By contrast, the question of whether executions discourage criminals from violent acts is not up to the conscience to decide. Despite extensive research on the question, criminologists have been unable to assemble a strong case that capital punishment deters crime.

"We're very hard pressed to find really strong evidence of deterrence," said Columbia Law School's Jeffrey Fagan.

States have been executing fewer and fewer people over the past 15 years. Several states have recently abolished capital punishment, and Gov. Jay Inslee (D) placed a moratorium on executions in the state of Washington in February. The execution in Oklahoma points to the problems that states that continue the practice are encountering. Meanwhile, however, rates of violent crime are still falling steadily.

Fagan pointed to New York as an example. Former Gov. George Pataki (R) reinstated capital punishment in New York in 1995, and although no prisoners were executed, the law remained in place until the New York Court of Appeals struck it down in 2004. Whether or not criminals faced the threat of death seemed to have little effect on their behavior. "New York's homicide decline has continued before the capital-punishment statute, through the capital-punishment statute, and after the capital-punishment statute," Fagan said.

Fagan and two collaborators recently compared murder rates in Hong Kong, where capital punishment was abolished in 1993, and Singapore, where a death sentence is mandatory for murder and other crimes and is typically administered within a year and a half. The researchers found little difference between the two Asian metropolises.
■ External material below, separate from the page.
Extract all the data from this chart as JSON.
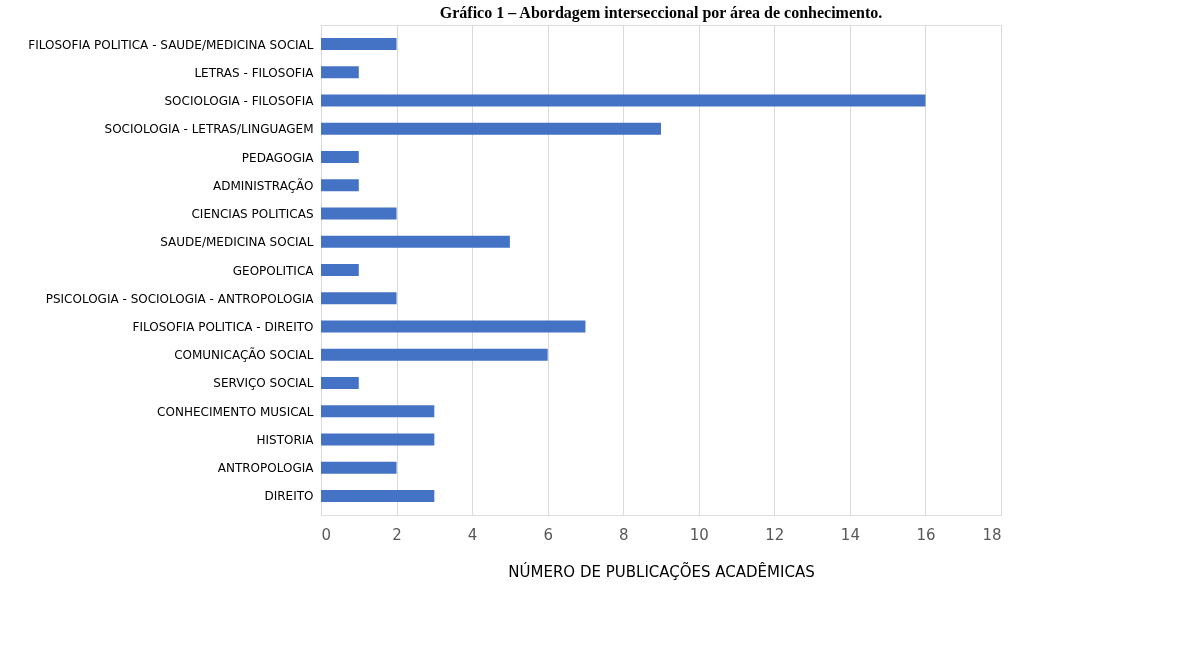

Another study compared the amount of violence in U.S. states with and without the death penalty and also failed to find a deterrent effect.

These studies do not prove that capital punishment does not deter criminals. There might be an effect that is invisible in these graphs because, for example, it is too small.

"We certainly can’t say there is a deterrent. We can’t say there is not either," said Marc Mauer, the executive director of The Sentencing Project, adding that the lack of evidence was itself worth considering. "I think at the very least the fact that there’s certainly no reason to believe there’s a significant deterrent effect should give pause."

Given the uncertainty about the death penalty's effect on crime, it's important to ask whether there is a deterrent effect of sentences of life without parole. After all, no one argues that those who are guilty of murder should go completely unpunished. Unfortunately, that is a question that researchers haven't been able to examine due to a lack of comprehensive data.

Still, there are reasons to doubt that criminals would change their behavior to avoid the risk of execution. Killers might not be in a state of mind to coolly evaluate their chances of being caught, tried and put to death, especially since appeals can continue for many years and only about half of those sentenced to death are eventually executed.

In fact, research suggests than criminals are mainly concerned about whether they'll be caught, not what might happen to them afterward.

"It’s the certainty of apprehension that’s been demonstrated consistently to be an effective deterrent, not the severity of the ensuing consequences," said Daniel Nagin, a professor at Carnegie Mellon University.

Nagin led a committee at the National Research Council that reviewed the evidence on executions and crime and concluded that the existing research is inconclusive. In any case, he argues, effective law enforcement is most important in preventing crime. People are more likely to break the law when they feel they can get away with it.

"The police are really at the center of the action in terms of deterrence," Nagin said.

Many homicides result from botched robberies. Good police work might make someone who is meditating murder hesitate, but just as importantly, it can discourage the kinds of criminal behaviors that become fatal when things go wrong.